Er seufzte und versuchte, ernst statt tadelnd zu wirken. „Ich weiß, dass Sie vermutlich noch nie in einer solchen Situation gewesen sind, aber Sie dürfen der Familie eines Opfers nicht versprechen, dass der Täter nicht davonkommen wird. Sie dürfen Ihnen keine Hoffnung machen, wenn es keine gibt. Verdammt, selbst wenn es eine Hoffnung gibt, dürfen Sie so etwas nicht sagen.“

„Ich weiß“, erwiderte sie enttäuscht. „Das wurde mir in demselben Moment klar, in dem das Wort meinen Mund verließ. Es tut mir leid.“

„Kein Grund, sich zu entschuldigen. Versuchen Sie einfach, einen kühlen Kopf zu bewahren, Verstanden?“

„Verstanden.“

Weil Bryers sich in der Stadt besser auskannte als Mackenzie, fuhr er zu der Zentrale der Öffentlichen Verkehrsmittel. Er fuhr schnell und bat Mackenzie, schon einmal dort anzurufen, damit sie sofort mit jemandem sprechen konnten, der wusste, worum es ging und der die Sache schnell abwickelte. Es war zwar eine einfache Methode, aber trotzdem war Mackenzie von ihrer Effizienz überrascht. Es war auf jeden Fall Welten von dem entfernt, was sie in Nebraska erlebt hatte.

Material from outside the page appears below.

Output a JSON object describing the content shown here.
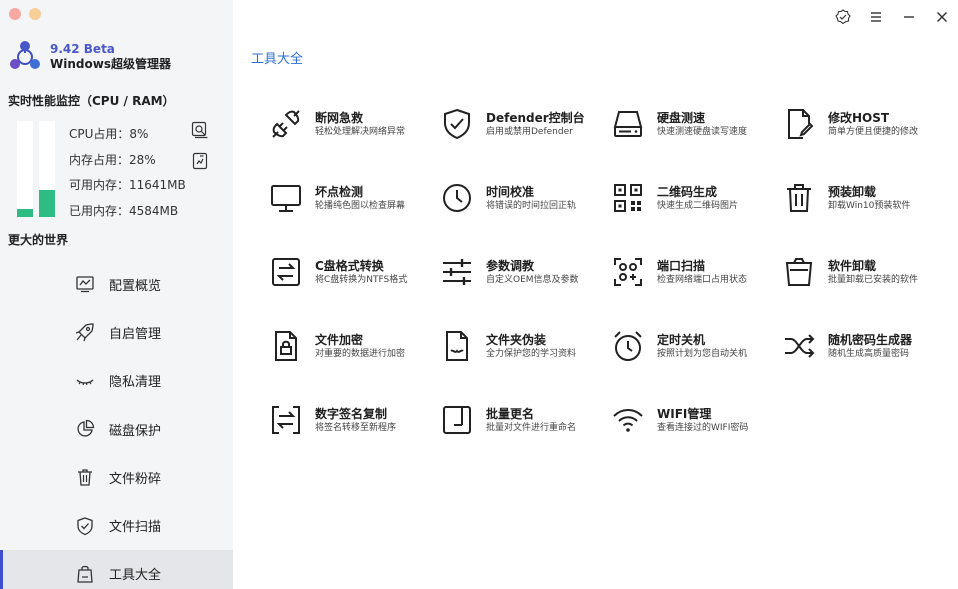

Während der halbstündigen Fahrt unterhielt sich Bryers mit ihr. Er wollte alles über ihre Zeit auf der Polizeiwache in Nebraska wissen, vor allem über den Fall des Vogelscheuchen-Mörders. Er fragte sie nach dem College und wofür sie sich interessierte. Sie erzählte ihm gerne oberflächliche Informationen, doch sie gab nicht zu viel von sich Preis – wahrscheinlich, weil er auch nichts von sich erzählte.

Bryers schien sogar sehr reserviert zu sein. Als Mackenzie ihn nach seiner Familie fragte, behielt er seine Antworten so allgemein wie möglich, ohne unhöflich zu sein. „Ich habe eine Frau, zwei Söhne, die auf dem College sind, und ein Hund, der ein Bein verloren hat.“

Nun ja, dachte Mackenzie. Es ist immerhin unser erster Tag zusammen und er kennt mich überhaupt nicht – alles, was er über mich weiß, stammt aus sechs Monate alten Zeitungsberichten und meiner Akte in der Akademie. Ich kann es ihm nicht verübeln, dass er sich mir noch nicht öffnet.

Als sie an der Zentrale der Öffentlichen Verkehrsmittel ankamen, hatte Mackenzie war immer noch eine gute Meinung von dem älteren Agenten, doch es lag eine Spannung zwischen ihnen, die sie nicht fassen konnte. Vielleicht spürte er sie nicht, vielleicht ging es nur ihr so. Die Tatsache, dass er praktisch all ihre Fragen über seine Arbeit abgewehrt hatte, gab ihr ein ungutes Gefühl. Es erinnerte sie auch schnell wieder daran, dass das hier eigentlich noch gar nicht ihre Arbeit war. Sie machte das nur als Gefallen für Ellington, es war sozusagen ein Test, um zu sehen, wie sie sich anstellte.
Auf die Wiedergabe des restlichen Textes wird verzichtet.